We are the only honest band. You try to find another band that's got true, honest feeling. Not fashion, girls, things that are going to get them in the Top 10. That's rubbish, all of it. Our motives are to become as much ourselves as we possibly can.
What do you think we are? Entertainment? Go on at 10 o'clock and switch on just like the record? We're human beings. We play as we feel. Tough fuckin' nana. We don't give a fuck about the bourgeois cunts at the back. The people we really play for are the ones who follow us to every gig, good or bad. That primitive feeling, there's something we've got that they need.
Jaz Coleman, Killing Joke interview, Sounds, August 1980
KILLING JOKE released Turn to Red, their debut, on this day in 1979 through Malicious Damage, the label formed by the band with Mike Coles.
Turn to Red was reissued less than two months later by Island Records, retitled Almost Red with an additional song of the same name.
They aren't "political" in any dogmatic way but our Prime Minister has managed to get under their skin - they brought her name up repeatedly and although she's never mentioned in their songs last summer she inspired the first Killing Joke composition, Are You Receiving.
It says: "We got nothing at all/This is life in the fall/We keep searching for the positive/We're using everything."
Sounds, August 1980
John Peel was sent an advance copy of Turn to Red and quickly arranged a session which aired 22 October 1979.
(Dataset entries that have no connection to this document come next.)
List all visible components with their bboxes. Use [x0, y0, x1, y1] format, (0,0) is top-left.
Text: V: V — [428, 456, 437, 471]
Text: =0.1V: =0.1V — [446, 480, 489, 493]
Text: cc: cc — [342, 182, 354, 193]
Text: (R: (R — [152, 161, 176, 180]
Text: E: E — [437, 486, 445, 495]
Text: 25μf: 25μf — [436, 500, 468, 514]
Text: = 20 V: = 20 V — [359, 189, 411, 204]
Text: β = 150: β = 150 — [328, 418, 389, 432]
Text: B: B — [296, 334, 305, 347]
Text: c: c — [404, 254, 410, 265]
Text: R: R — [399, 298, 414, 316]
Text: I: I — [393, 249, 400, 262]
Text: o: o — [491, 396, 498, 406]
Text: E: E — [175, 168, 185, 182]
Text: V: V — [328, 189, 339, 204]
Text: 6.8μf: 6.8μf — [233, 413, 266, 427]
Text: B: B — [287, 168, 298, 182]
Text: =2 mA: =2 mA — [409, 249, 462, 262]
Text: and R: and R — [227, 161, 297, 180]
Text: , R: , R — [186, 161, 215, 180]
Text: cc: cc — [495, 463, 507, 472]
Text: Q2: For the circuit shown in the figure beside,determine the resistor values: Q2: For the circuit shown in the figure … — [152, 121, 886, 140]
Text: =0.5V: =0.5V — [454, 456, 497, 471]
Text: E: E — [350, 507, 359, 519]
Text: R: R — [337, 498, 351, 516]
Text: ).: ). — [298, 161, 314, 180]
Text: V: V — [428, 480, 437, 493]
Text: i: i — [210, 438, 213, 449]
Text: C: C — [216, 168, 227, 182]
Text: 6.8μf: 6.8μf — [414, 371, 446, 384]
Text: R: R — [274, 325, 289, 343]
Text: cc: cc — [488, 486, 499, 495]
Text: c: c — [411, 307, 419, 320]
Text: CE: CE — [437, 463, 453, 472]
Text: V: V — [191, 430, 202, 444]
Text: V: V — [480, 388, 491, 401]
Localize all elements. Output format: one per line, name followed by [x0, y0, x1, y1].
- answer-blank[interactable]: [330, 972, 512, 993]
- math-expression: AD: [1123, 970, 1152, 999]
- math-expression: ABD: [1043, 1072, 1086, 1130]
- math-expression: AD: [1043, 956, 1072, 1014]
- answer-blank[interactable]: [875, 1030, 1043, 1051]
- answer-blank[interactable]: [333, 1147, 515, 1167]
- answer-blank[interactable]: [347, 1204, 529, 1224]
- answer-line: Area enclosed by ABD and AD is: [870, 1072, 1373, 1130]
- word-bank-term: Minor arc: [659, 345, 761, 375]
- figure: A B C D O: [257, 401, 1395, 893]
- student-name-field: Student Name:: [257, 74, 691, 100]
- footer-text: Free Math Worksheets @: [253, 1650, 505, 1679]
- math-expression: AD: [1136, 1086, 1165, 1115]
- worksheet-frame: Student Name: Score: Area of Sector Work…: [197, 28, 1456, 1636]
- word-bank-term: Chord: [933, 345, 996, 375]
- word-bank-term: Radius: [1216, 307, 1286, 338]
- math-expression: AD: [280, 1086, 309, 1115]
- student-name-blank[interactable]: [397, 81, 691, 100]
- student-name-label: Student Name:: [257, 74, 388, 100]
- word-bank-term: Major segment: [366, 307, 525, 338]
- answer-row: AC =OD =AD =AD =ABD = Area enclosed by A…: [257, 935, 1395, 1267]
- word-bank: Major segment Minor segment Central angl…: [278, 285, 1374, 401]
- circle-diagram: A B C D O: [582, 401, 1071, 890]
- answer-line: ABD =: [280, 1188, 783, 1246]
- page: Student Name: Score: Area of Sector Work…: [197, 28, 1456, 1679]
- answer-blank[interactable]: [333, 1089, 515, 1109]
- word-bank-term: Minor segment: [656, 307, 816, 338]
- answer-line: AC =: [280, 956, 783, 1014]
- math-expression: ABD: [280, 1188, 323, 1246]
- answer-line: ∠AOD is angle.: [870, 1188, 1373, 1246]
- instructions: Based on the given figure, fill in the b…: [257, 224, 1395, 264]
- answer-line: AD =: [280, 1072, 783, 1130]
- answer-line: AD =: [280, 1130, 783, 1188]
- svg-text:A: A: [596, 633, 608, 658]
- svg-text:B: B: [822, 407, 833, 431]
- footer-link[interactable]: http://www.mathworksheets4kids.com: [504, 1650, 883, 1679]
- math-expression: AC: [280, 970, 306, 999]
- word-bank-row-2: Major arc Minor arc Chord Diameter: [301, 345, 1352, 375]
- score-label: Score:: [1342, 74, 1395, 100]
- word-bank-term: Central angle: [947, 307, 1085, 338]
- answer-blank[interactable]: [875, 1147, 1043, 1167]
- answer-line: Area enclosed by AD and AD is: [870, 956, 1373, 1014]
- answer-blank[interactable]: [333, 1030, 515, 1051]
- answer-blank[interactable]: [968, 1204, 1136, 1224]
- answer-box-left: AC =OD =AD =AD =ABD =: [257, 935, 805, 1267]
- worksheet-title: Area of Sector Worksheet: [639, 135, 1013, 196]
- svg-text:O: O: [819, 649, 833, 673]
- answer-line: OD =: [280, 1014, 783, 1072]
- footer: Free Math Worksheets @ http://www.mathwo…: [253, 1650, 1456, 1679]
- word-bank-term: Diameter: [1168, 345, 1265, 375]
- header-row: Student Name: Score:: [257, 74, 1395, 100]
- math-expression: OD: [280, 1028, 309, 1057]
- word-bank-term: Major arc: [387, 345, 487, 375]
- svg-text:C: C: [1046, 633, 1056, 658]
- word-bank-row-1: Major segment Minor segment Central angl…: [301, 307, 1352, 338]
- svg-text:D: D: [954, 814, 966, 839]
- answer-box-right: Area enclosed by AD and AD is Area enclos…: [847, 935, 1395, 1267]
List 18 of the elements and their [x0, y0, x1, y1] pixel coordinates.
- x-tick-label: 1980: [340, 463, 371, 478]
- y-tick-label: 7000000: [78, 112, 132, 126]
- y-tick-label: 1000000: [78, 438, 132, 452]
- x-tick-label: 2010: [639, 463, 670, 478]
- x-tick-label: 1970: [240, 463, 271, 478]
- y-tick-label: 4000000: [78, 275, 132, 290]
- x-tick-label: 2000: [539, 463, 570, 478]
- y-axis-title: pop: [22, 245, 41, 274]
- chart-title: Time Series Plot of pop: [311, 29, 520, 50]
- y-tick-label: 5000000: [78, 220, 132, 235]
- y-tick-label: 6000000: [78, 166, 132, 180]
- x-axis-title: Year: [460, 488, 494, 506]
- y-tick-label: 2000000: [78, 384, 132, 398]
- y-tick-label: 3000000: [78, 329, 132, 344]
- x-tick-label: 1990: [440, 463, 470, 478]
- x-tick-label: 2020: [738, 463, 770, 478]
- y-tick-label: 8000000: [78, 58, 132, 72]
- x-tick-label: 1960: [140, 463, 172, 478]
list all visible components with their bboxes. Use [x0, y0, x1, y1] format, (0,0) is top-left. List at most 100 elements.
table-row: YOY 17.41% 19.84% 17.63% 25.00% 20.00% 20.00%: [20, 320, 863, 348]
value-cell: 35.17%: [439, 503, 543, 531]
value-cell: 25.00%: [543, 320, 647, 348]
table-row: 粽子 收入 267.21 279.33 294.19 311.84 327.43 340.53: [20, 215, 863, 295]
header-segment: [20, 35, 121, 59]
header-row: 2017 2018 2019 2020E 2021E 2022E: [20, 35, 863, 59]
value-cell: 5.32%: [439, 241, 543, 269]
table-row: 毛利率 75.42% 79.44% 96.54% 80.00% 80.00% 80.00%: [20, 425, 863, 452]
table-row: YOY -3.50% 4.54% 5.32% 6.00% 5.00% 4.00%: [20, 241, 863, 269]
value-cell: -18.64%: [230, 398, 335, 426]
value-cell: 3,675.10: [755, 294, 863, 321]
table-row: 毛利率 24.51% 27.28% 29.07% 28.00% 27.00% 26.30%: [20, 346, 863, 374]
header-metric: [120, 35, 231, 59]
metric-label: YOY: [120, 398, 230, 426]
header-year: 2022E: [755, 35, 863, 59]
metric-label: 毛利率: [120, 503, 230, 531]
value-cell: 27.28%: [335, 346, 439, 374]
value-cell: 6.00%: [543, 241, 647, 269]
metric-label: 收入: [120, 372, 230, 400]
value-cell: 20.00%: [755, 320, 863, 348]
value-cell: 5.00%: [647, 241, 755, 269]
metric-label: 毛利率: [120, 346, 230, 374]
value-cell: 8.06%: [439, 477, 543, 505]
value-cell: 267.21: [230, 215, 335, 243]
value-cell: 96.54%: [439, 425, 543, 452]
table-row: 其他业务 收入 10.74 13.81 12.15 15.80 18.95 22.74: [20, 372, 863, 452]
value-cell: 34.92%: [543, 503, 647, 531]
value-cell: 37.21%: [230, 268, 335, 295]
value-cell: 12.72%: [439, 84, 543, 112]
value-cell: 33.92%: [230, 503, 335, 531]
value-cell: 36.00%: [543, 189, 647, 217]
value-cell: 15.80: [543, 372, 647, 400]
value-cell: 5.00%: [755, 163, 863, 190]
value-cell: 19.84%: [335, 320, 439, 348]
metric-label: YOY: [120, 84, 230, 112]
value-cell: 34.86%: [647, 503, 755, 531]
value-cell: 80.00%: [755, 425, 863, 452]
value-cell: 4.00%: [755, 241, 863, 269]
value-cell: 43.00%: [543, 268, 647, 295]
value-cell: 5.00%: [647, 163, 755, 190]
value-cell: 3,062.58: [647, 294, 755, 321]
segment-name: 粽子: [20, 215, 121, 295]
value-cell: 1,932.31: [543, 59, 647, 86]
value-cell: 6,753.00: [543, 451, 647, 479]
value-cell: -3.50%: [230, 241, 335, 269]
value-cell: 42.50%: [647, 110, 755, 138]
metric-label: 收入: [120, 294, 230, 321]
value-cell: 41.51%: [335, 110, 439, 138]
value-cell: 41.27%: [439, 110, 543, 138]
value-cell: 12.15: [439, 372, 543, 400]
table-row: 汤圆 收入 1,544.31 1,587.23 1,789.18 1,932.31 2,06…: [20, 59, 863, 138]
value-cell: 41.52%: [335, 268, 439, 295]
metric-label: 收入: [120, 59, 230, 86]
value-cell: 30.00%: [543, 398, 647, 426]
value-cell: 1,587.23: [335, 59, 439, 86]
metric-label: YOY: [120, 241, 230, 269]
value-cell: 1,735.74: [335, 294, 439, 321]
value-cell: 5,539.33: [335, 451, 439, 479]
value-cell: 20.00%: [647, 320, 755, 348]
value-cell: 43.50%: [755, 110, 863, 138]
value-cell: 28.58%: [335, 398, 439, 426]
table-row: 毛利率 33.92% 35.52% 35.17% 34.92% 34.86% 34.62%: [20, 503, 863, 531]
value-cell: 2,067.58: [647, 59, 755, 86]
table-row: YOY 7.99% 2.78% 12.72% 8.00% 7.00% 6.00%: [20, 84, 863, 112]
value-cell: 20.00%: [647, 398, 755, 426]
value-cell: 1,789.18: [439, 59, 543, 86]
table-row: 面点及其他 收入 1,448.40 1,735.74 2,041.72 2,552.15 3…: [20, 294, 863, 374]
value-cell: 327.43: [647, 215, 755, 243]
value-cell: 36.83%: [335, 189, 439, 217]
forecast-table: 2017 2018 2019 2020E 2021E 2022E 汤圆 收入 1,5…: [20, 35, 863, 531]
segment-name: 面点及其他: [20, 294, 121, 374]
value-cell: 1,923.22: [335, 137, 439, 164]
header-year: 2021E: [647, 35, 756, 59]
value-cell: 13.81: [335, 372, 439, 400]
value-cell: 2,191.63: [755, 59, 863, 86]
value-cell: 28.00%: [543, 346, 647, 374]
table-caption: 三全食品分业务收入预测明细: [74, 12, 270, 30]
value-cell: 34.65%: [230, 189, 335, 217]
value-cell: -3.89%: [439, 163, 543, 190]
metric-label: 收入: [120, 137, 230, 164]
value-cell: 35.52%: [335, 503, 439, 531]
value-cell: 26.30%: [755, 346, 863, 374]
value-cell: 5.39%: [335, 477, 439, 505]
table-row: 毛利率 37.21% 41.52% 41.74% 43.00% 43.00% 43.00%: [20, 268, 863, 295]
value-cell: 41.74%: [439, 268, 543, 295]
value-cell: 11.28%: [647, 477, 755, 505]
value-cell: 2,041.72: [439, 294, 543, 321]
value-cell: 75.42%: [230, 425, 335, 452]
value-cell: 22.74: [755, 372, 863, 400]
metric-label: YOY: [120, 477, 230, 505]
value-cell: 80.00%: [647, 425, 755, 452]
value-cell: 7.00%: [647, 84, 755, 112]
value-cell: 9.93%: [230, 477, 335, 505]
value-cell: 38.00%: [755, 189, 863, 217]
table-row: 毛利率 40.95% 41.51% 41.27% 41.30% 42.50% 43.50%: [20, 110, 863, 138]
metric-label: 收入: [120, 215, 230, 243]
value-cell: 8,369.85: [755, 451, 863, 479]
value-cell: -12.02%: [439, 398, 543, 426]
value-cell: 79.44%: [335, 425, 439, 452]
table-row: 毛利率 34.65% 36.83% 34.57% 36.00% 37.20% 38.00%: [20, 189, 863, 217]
I think that most bands in the 80s had a specific sense of musical direction and fairly specific musical origins and with fairly direct reference points. We've always been fairly direct and deliberate about our references from the early days on but ours have always been a lot more eclectic. From the early days on we were bringing in disco, punk, dub, metal . . . all those elements were present but it does change from then to the 'Love Like Blood' more melodic, synth era to the much more heavier classic rock sounding Pandemonium and then we had the heavier, techno, industrial white-out phase. We've made a contribution to all those genres in a way but because we've spread ourselves across the spectrum and it's not been in an obvious or predictable way, that does mean we have been overlooked a little bit. Or not taken so seriously. I say that but we do get kudos from our contemporaries today but we certainly didn't in the 80s. Then we were dismissed as just . . . dirge.